A Professor and the Undersecretary for the Environment talk about sustainability at FuturED#3
This week we hear from FuturED#3 speakers Christine Loh, Undersecretary for the Environment and Paul Clarke Professor of Education and Director/ Founder of Pop Up Foundation. Both speakers were invited to FuturED#3 Sustainability Hong Kong on 16 June 2016 an event that heard from the leading thinkers on environmental issues.
Christine Loh, Undersecretary for the Environment
In government we are expected to work out the solutions. People often ask – why does it take so long to change anything? Well I will come on to that but our role in government is to look at the world now and take people on a journey with us. We need to look at the position we are in now and think how can we improve?
Hong Kong’s biodiversity is very rich but in the past 30 years the Pearl River Delta has change from being a mainly agricultural region to being a place of high industrial activity. There is a lot of green space in Hong Kong which is juxtaposition with high density housing. About 40 % of Hong Kong has been designated country park and we have done a lot to improve our air quality and water quality.
The Fair Winds Charter 2012 is a very important agreement between the shipping industry and the government where by container ships voluntarily switched to using cleaner fuels when they enter HK waters. In 2015 it was passed into law. Air quality is not perfect but it has improved a lot and we plan to do more.
Victoria Harbour was Hong Kong’s toilet, full of human waste and pollution. In 1992 project HATS2A was launched, we planned to move the waste from the harbour on to Stone Cutters Island. The government argued about the best way to deal with the waste until 1999 when an expert panel was appointed. In 2000 the expert panel fed back to the government and building started. The project was finished in 2015 and cost 2bilion dollars to complete. The 1000 tons of waste that Hong Kong produces every day is used as a bio-fuel at T-Park in Tuen Mun the largest sludge treatment plant of its type.

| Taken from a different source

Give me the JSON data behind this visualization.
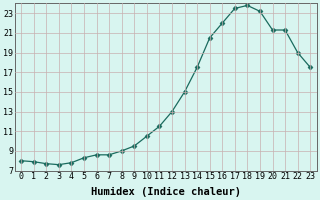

Victoria Harbour is not as clean as Sydney or Stockholm but it is clean enough for water sports and we are working with biologists to clean it up more.
A major problem for Hong Kong is waste, in the next 10-20 years we need to do a great many things to clean up the waste. We are forming partnerships (e.g. Hong Kong sevens) to help address the amount of waste produced.
We are going to make people pay to throw away their rubbish but it is passing through legislation and the legal system demands that we explain what we are going to do in great detail.
My final sentence – think about beginning a career in politics it is a knowable profession and it needs people like you to make a difference.
Paul Clarke Professor of Education and Director/ Founder of Pop Up Foundation.
Intelligence is linking everything together, everything is connected now and forever. In the future you will all be eco-warriors – you will have to be because you will be dealing with the issues we created at the beginning of the industrial revolution. We have got to think about putting back in not just taking out. If we act smart together we can make a change.